Le chevaucheur, un garçon de vingt-cinq ans environ, de grande taille et large d’épaules, était couvert de poussière et de boue. La croix et la clef, largement brodées sur sa cotte jaune et noir, désignaient un serviteur de la papauté. Il tenait à la main gauche son couvre-chef et son bâton de fonction. Il s’avança vers le roi, mit le genou en terre, et détacha de sa ceinture la boîte d’ébène et d’argent qui contenait le message.
— Sire, dit-il, le pape Clément est mort.
Les assistants eurent le même sursaut. Le roi et Nogaret, particulièrement, se regardèrent et pâlirent. Le roi ouvrit la boîte d’ébène, sortit une lettre dont il brisa le sceau qui était celui du cardinal Arnaud d’Auch. Il lut avec attention, comme pour bien s’assurer de la vérité de la nouvelle.

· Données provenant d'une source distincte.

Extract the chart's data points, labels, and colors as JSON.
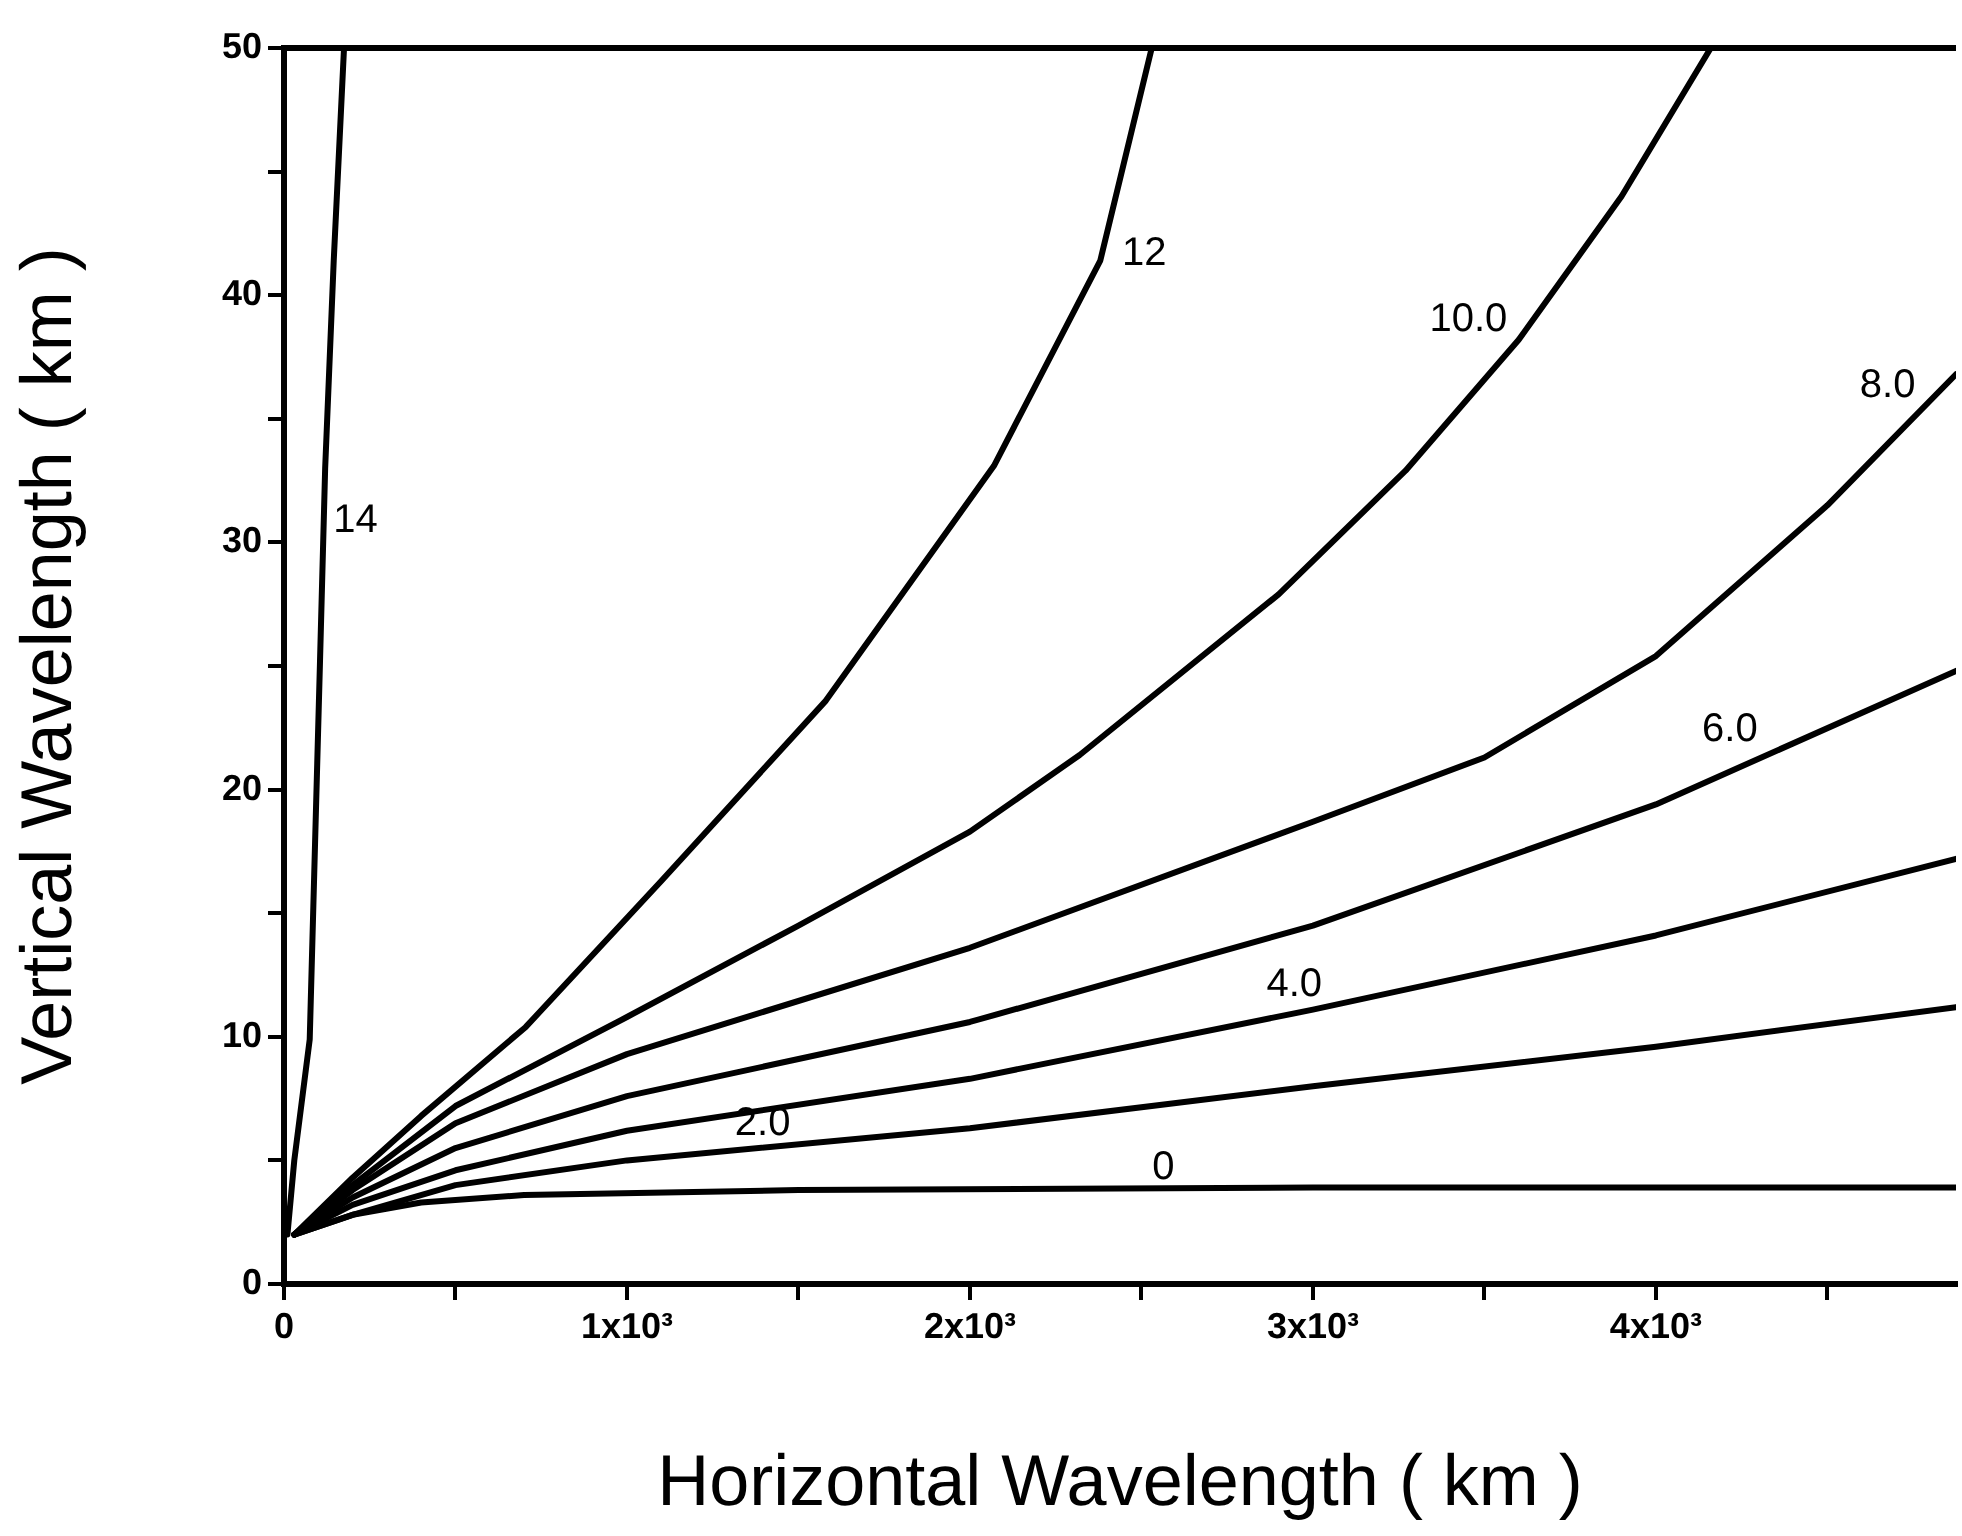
{
  "chart_data": {
    "type": "line",
    "xlabel": "Horizontal Wavelength ( km )",
    "ylabel": "Vertical Wavelength ( km )",
    "xlim": [
      0,
      4875
    ],
    "ylim": [
      0,
      50
    ],
    "xticks": [
      0,
      {
        "value": 500,
        "label": null
      },
      {
        "value": 1000,
        "label": "1x10³"
      },
      {
        "value": 1500,
        "label": null
      },
      {
        "value": 2000,
        "label": "2x10³"
      },
      {
        "value": 2500,
        "label": null
      },
      {
        "value": 3000,
        "label": "3x10³"
      },
      {
        "value": 3500,
        "label": null
      },
      {
        "value": 4000,
        "label": "4x10³"
      },
      {
        "value": 4500,
        "label": null
      }
    ],
    "yticks": [
      0,
      {
        "value": 5,
        "label": null
      },
      10,
      {
        "value": 15,
        "label": null
      },
      20,
      {
        "value": 25,
        "label": null
      },
      30,
      {
        "value": 35,
        "label": null
      },
      40,
      {
        "value": 45,
        "label": null
      },
      50
    ],
    "grid": false,
    "legend": false,
    "marker": "none",
    "line_style": "solid",
    "series": [
      {
        "color": "#000000",
        "x": [
          10,
          30,
          75,
          105,
          120,
          145,
          175
        ],
        "values": [
          2,
          5,
          9.9,
          25.2,
          33,
          41.4,
          50
        ]
      },
      {
        "color": "#000000",
        "x": [
          30,
          200,
          400,
          705,
          1100,
          1580,
          2070,
          2380,
          2530
        ],
        "values": [
          2,
          4.3,
          6.8,
          10.4,
          16.3,
          23.6,
          33.1,
          41.4,
          50
        ]
      },
      {
        "color": "#000000",
        "x": [
          30,
          200,
          500,
          1000,
          1500,
          2000,
          2320,
          2900,
          3270,
          3600,
          3900,
          4160
        ],
        "values": [
          2,
          4,
          7.2,
          10.8,
          14.5,
          18.3,
          21.4,
          27.9,
          32.9,
          38.2,
          44,
          50
        ]
      },
      {
        "color": "#000000",
        "x": [
          30,
          200,
          500,
          1000,
          2000,
          3000,
          3500,
          4000,
          4500,
          4875
        ],
        "values": [
          2,
          3.8,
          6.5,
          9.3,
          13.6,
          18.7,
          21.3,
          25.4,
          31.5,
          36.8
        ]
      },
      {
        "color": "#000000",
        "x": [
          30,
          200,
          500,
          1000,
          2000,
          3000,
          4000,
          4875
        ],
        "values": [
          2,
          3.5,
          5.5,
          7.6,
          10.6,
          14.5,
          19.4,
          24.8
        ]
      },
      {
        "color": "#000000",
        "x": [
          30,
          200,
          500,
          1000,
          2000,
          3000,
          4000,
          4875
        ],
        "values": [
          2,
          3.2,
          4.6,
          6.2,
          8.3,
          11.1,
          14.1,
          17.2
        ]
      },
      {
        "color": "#000000",
        "x": [
          30,
          200,
          500,
          1000,
          2000,
          3000,
          4000,
          4875
        ],
        "values": [
          2,
          2.8,
          4,
          5,
          6.3,
          8,
          9.6,
          11.2
        ]
      },
      {
        "color": "#000000",
        "x": [
          30,
          200,
          400,
          700,
          1500,
          3000,
          4875
        ],
        "values": [
          2,
          2.8,
          3.3,
          3.6,
          3.8,
          3.9,
          3.9
        ]
      }
    ],
    "annotations": [
      {
        "text": "14",
        "x": 120,
        "y": 32
      },
      {
        "text": "12",
        "x": 2420,
        "y": 42.8
      },
      {
        "text": "10.0",
        "x": 3590,
        "y": 38.2
      },
      {
        "text": "8.0",
        "x": 4780,
        "y": 35.5
      },
      {
        "text": "6.0",
        "x": 4320,
        "y": 21.6
      },
      {
        "text": "4.0",
        "x": 3050,
        "y": 11.3
      },
      {
        "text": "2.0",
        "x": 1500,
        "y": 5.65
      },
      {
        "text": "0",
        "x": 2620,
        "y": 3.9
      }
    ]
  }
}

— Le pape que nous avions fait est maintenant à Dieu, murmura-t-il en tendant le parchemin à Marigny.
— Quand a-t-il passé ? demanda Nogaret.
— Voilà six jours francs, répondit Marigny. Dans la nuit du 19 au 20.
— Un mois après, dit le roi.
— Oui, Sire, un mois après… dit Nogaret.
Ils avaient fait, ensemble, le même calcul. Le 18 mars, au milieu des flammes, le grand-maître des Templiers leur avait crié : « Pape Clément, chevalier Guillaume, roi Philippe, avant un an, je vous cite à paraître au tribunal de Dieu…» Et voici que le premier déjà était mort.
— Dis-moi, reprit le roi s’adressant au chevaucheur et lui faisant signe de se relever ; comment est mort notre Saint-Père ?
— Sire, le pape Clément était chez son neveu, messire de Got, à Carpentras, quand il fut saisi de fièvres et d’angoisses. Alors il dit qu’il voulait retourner en Guyenne, pour y mourir au lieu de sa naissance, à Villandraut. Mais il ne put aller plus loin que la première étape, et dut se fermer à Roquemaure près Châteauneuf. Ses physiciens ont tout essayé pour le garder en vie, jusques à lui faire manger des émeraudes pilées en poudre, qui sont remède le meilleur, à ce qu’il paraît, pour le mal qu’il avait. Mais rien n’a fait. L’étouffement l’a pris. Les cardinaux étaient autour de lui. Je ne sais rien d’autre.
Il se tut.
— Va, dit le roi.
Le chevaucheur sortit. Il n’y eut plus, dans la salle, d’autre bruit que le souffle du grand lévrier qui dormait devant le feu.
Le roi et Nogaret n’osaient se regarder. « Serait-il possible vraiment, pensaient-ils, que nous soyons maudits ?… Auquel de nous deux, maintenant ? »
Le monarque était d’une pâleur impressionnante, et il avait, dans sa longue robe royale, la raideur glacée des gisants.
TROISIÈME PARTIE
LA MAIN DE DIEU
I
LA RUE DES BOURDONNAIS
Le peuple de Paris ne mit que huit jours à construire, autour de la condamnation des princesses adultères, une légende de débauche et de cruauté. Imaginations de carrefours et vantardises de boutiques : tel affirmait tenir la vérité, de première bouche, d’un sien compère qui livrait les épices à l’hôtel de Nesle ; tel autre avait un cousin à Pontoise… L’affabulation populaire s’était surtout emparée de Marguerite de Bourgogne et lui faisait tenir un rôle extravagant. Ce n’était plus un amant qu’on attribuait à la reine de Navarre, mais dix, mais cinquante ; un par soirée… On se montrait, avec force récits et une sorte de fascination craintive, la tour de Nesle devant laquelle des gardes veillaient à présent, de jour et de nuit, afin d’écarter les curiosités. Car l’affaire n’était pas terminée. Plusieurs cadavres avaient été repêchés dans les parages. On affirmait que l’héritier du trône, enfermé dans son hôtel, tourmentait ses serviteurs pour leur faire avouer ce qu’ils savaient de l’inconduite de sa femme, et ensuite expédiait leurs corps à la Seine.
Un matin, vers tierce, la belle Béatrice d’Hirson sortit de l’hôtel d’Artois. On était au début de mai et le soleil jouait sur les vitres des maisons. Sans se hâter, Béatrice avançait, satisfaite de sentir le vent tiède lui caresser le front. Elle savourait l’odeur du printemps naissant, et prenait plaisir à provoquer le regard des hommes, surtout lorsqu’ils étaient de petite condition.